About NbS
This guide covers the definition, key enablers and considerations related to Nature-based Solutions.
What are Nature-based solutions?
“Actions to protect, sustainably manage, and restore natural or modified ecosystems that address societal challenges effectively and adaptively, while simultaneously providing human well-being and biodiversity benefits.” - IUCN
Nature-based Solutions are not projects with a clear-cut end-date and outcome. A specific environmental practice by itself is not per definition a Nature-based Solution. NbS operate as natural practices (often multiple) undertaken within long-term transitions, taking into account and empowering the structures which enable them (policy, governance, etc.) to reconnect local communities with their environments, and address the challenges they face.

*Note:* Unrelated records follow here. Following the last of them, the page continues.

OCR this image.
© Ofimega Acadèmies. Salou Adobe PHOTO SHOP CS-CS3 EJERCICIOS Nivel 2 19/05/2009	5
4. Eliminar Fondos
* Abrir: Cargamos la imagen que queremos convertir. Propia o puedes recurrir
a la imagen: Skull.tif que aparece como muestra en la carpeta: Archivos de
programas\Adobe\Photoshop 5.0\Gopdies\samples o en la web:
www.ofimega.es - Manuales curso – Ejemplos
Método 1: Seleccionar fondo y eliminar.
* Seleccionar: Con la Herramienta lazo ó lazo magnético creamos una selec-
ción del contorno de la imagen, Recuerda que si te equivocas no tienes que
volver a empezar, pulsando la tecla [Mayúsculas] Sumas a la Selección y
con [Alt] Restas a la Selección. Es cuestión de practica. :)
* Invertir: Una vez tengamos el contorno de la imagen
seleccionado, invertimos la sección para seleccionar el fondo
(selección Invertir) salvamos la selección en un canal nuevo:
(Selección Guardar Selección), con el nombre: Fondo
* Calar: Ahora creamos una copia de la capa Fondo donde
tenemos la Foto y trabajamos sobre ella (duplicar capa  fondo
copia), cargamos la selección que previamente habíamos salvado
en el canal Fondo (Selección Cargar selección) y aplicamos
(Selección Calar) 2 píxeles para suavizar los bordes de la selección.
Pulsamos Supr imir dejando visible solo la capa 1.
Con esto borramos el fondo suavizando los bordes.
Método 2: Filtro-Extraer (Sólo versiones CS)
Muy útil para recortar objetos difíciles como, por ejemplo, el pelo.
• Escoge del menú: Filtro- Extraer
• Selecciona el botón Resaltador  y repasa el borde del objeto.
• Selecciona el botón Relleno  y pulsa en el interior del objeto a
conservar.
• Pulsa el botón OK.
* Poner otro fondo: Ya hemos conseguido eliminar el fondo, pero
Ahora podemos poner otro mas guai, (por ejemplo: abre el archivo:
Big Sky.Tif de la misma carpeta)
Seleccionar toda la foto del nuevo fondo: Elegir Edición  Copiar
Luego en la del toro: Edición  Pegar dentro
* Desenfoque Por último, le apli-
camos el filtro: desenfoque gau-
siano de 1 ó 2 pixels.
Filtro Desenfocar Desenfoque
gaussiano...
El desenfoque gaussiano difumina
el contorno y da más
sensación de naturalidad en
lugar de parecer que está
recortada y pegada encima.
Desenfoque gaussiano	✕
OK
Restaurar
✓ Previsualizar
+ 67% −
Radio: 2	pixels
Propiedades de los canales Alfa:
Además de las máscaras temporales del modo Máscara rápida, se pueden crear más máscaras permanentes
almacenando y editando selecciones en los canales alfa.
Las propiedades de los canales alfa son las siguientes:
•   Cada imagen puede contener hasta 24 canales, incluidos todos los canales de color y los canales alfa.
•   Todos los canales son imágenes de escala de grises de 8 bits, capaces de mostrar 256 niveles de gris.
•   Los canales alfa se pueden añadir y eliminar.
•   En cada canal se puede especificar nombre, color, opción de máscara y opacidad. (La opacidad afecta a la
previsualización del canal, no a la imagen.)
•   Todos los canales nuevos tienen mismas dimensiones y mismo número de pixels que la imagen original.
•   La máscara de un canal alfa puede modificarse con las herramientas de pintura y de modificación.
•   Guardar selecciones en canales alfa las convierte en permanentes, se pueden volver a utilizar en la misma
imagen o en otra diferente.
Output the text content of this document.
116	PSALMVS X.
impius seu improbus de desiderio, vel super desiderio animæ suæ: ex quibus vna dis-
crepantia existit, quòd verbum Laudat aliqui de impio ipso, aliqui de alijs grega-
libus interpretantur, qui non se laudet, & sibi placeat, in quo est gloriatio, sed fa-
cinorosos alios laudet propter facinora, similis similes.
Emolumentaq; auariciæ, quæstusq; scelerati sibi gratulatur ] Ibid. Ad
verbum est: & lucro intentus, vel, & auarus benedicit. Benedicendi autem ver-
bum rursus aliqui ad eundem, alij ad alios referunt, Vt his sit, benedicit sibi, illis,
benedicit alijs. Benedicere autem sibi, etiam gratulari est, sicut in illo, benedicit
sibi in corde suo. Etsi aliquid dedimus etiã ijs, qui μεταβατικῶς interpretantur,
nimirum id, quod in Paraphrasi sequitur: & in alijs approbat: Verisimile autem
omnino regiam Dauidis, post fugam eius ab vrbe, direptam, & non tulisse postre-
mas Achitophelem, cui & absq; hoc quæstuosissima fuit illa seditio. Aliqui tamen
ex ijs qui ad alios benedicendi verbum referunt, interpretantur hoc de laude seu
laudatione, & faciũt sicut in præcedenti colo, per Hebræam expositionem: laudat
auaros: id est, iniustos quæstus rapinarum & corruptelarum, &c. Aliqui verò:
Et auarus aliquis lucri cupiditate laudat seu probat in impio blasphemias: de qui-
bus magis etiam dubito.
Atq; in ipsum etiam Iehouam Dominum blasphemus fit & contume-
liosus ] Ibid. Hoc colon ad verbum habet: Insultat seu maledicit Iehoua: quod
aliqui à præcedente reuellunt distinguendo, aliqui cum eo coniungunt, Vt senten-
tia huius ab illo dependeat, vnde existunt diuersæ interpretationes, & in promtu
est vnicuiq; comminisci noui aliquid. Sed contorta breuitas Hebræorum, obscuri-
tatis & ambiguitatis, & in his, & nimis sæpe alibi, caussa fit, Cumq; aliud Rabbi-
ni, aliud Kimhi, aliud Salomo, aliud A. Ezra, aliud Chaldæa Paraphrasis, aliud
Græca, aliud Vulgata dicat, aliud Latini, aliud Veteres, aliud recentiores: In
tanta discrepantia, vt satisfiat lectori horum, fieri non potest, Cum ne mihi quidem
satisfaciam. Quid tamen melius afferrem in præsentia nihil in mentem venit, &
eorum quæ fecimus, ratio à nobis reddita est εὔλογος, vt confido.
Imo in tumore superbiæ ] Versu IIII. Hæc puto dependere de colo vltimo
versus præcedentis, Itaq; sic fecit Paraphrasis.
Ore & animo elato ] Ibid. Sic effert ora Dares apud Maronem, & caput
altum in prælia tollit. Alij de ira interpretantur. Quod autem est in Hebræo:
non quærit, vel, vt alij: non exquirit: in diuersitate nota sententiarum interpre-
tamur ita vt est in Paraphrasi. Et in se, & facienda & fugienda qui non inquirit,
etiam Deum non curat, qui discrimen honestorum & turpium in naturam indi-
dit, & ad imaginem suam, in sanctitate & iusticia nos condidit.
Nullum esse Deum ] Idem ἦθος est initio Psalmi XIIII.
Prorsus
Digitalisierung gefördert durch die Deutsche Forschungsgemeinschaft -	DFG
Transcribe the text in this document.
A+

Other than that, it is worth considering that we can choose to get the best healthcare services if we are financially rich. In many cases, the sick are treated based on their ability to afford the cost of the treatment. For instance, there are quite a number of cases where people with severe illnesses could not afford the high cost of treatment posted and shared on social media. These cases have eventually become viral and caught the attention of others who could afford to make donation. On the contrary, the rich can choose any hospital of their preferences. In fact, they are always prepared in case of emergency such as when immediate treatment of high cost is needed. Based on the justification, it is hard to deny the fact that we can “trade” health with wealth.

For a comprehensive overview of Nature-based solutions, explore this ThinkNature Handbook for Nature-based solutions.
Developing Nature-based Solutions
The systemic nature of NbS makes them ambitious and challenging to navigate. The IUCN Global Standard helps practitioners address these complexities. The Standard encompasses eight core principles and 28 indicators which set a framework that supports the continuous design, implementation, and evaluation processes necessary to strengthen the effectiveness, sustainability, and adaptability of NbS interventions.
Access the IUCN NbS self assessment tool here: https://nbs-sat.iucn.org/ and the guidance document with extensive detail on the core principles as well as related criteria and core principles here: https://iucn.org/our-work/topic/iucn-global-standard-nature-based-solutions.
For more insight into lessons learned and success factors collected from NbS case studies, explore sources such as:
IIED - Nature-based solutions in action: lessons from the frontline
Core principles for successfully implementing and upscaling Nature-based Solutions (2019)
Planning nature-based solutions: Principles, steps, and insights
Understanding the value and limits of nature-based solutions to climate change and other global challenges.
Why Nature-based solutions?
NbS use healthy ecosystems as core infrastructure: protecting, managing and restoring forests, wetlands, coasts, soils and rivers so they tackle societal challenges (climate, floods, food, health) as well as strengthen biodiversity and livelihoods. By doing so, these healthy ecosystems provide crucial ecosystem services our society depends on.
1. NbS are essential: enabling climate, nature and socio-economic goals
NbS use healthy ecosystems as core infrastructure: protecting, managing and restoring forests, wetlands, coasts, soils and rivers so they tackle societal challenges (climate, floods, food, health) as well as strengthen biodiversity and livelihoods. By doing so, these healthy ecosystems provide crucial ecosystem services our society depends on.
- Land-based nature-based solutions are recognised as indispensable for global goals. Providing up to 37% of the cost-effective climate mitigation needed through 2030 for a >66% chance of keeping warming below 2°C. They are estimated to potentially reduce or sequester more than 500 gigatonnes of CO2-equivalent from 2020 to 2050.
- More than 5.8 billion people depend on nature for their livelihoods and nature is inextricably linked to health through medicines, nutrition, mental health, air quality and other dimensions.
- NBS often positively impact climate change mitigation and adaptation, ecosystem health and biodiversity species richness - generating systemic environmental wins.A study reviewing 109 NbS interventions, showed 88% of interventions with reported positive outcomes for climate change adaptation also reported benefits for ecosystem health. Those interventions were associated with a 67% average increase in species richness. All eight studies which reported benefits for both climate change mitigation and adaptation also supported ecosystem health, leading to a “triple win.”
2. NbS are effective: delivering measurable climate, risk-reduction and biodiversity gains
- A global analysis of natural climate solutions finds a cost-effective potential of about 11.3 GtCO₂e per year by 2030, roughly one-third of the mitigation effort required in 2°C pathways.
- Global land-use scenarios indicate that ambitious restoration and protection of ecosystems could avoid about one-third of the terrestrial biodiversity loss otherwise projected by 2050. Local studies consistently find large gains in species richness and habitat quality when NbS are implemented well.
3. NbS make economic sense: investment protects value and creates new returns
- Around 55% of global GDP, about US$58 trillion, is moderately or highly dependent on nature; protecting and restoring ecosystems is fundamentally a risk-management and value-protection strategy for economies and portfolios
- Related to adaptation, mangroves alone prevent more than US$65 billion in flood damage each year and protect over 15 million people from coastal flooding, services that would be lost if current mangroves disappeared.
- The UN’s ecosystem restoration agenda shows that restoring 350 million hectares of degraded land by 2030 could generate around US$9 trillion in ecosystem services and remove 13–26 Gt of greenhouse gases – with economic benefits estimated at around 9–10 times the cost of investment.
- Current flows into NbS only equate to US$130–200 billion per year, leaving a trillion-dollar financing gap to 2050 – a gap that represents an opportunity for expanded climate-aligned, nature-positive investment.